Brussels has decided to ban the PFOF to “high frequency traders organized in IS [systematic internalisers]Â»On 25 November as part of its action plan for the Capital Markets Union (CMU). Under the changes, sites will instead have to gain a retail order flow by posting competitive pre-trade quotes.
In a follow-up statement, the FIA ââEPTA said that the Commission’s definition o left big gaps around what is considered PFOF, how it is practiced and who can practice it. and subsequently left loopholes that would allow these practices to continue in the EU.
The association said it was “critical” that these loopholes be closed and suggested that the Commission advocate a ban on PFOF that encompasses all direct and indirect monetary and non-monetary incentives, including all execution scenarios and possible routing between all types of participants.
“In the opinion of FIA EPTA, these practices, which are observed in some Member States, constitute an inappropriate conflict of interest, which compromises fair competition between market players as well as best execution for end customers” , said Piebe Teeboom, General Secretary of FIA EPTA.
” These practices [PFOF] undermine EU investor protection standards and risk ultimately disadvantaging and, in due course, driving away even retail investors whose participation in European capital markets will be critical to their success. “
Elsewhere, the FIA ââhas expressed conditional support for the Commission’s plans to implement a consolidated band in Europe.

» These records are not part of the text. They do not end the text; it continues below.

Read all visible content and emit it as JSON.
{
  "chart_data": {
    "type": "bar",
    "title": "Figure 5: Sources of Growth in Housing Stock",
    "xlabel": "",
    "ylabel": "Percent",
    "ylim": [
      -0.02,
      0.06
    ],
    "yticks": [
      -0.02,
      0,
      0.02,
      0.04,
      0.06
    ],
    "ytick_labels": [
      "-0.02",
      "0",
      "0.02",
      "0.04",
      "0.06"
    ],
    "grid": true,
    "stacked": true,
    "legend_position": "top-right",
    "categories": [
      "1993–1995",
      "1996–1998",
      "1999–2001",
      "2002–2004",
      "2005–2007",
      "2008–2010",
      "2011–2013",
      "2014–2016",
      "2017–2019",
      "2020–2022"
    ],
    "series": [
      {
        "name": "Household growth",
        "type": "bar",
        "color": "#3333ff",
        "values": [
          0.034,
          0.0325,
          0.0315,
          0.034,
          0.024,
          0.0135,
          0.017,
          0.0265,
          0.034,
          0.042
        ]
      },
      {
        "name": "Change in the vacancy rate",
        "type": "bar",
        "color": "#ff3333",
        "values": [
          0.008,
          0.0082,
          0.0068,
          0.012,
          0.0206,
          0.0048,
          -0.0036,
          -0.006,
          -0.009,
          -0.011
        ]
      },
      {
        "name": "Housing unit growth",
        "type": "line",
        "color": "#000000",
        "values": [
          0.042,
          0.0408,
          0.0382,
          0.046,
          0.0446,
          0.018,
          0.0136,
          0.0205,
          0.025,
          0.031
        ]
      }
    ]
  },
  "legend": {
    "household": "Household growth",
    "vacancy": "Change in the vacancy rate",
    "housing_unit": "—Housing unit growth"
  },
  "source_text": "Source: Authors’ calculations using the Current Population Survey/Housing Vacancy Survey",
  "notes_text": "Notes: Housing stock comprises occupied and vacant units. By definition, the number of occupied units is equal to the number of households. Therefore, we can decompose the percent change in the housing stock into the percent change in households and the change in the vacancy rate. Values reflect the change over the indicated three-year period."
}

The European Commission announced last week the introduction of a single provider of real-time post-trade consolidated bands for each asset class. However, the FIA ââEPTA said the scope of the derivatives band is unduly narrow and suggested that an equally comprehensive band as those proposed for stocks and bonds be implemented.
He also added that the Commission’s changes to bond market transparency – which include harmonizing the deferral regime and reducing post-trade publication deadlines – must include a general 15-minute delay as currently the changes. are ambiguous and risk creating an overly complex regime with cross references. ranging from 15 minutes to two weeks.
âThis will also be the case for large transactions when they are implemented in conjunction with an effective volume masking regime, ensuring that liquidity providers are not exposed to undue risk and are always in a position to hedge effectively even after the deferral window expires since the market does not know the true size of the large trade, âTeeboom added.
The Commission’s consolidated band proposals have received mixed reviews from various associations. Overall, the industry welcomes its introduction, but many have suggested improvements to the system proposed by the Commission.
The Association for Financial Markets in Europe (AFME) requested that the consolidated band for equities include pre-trade data, as well as post-trade data which the Commission suggested including and recommended that Brussels ensures the development of a consolidated band of obligations before acting on any modification of the post-trade transparency regime.
“This will avoid exposing committed liquidity providers to excessive potential risks, especially when trading illiquid instruments or transactions above a certain size, as if not properly accounted for, it may lead to less liquidity available to businesses and investors, âsaid Adam Farkas, AFME. General manager.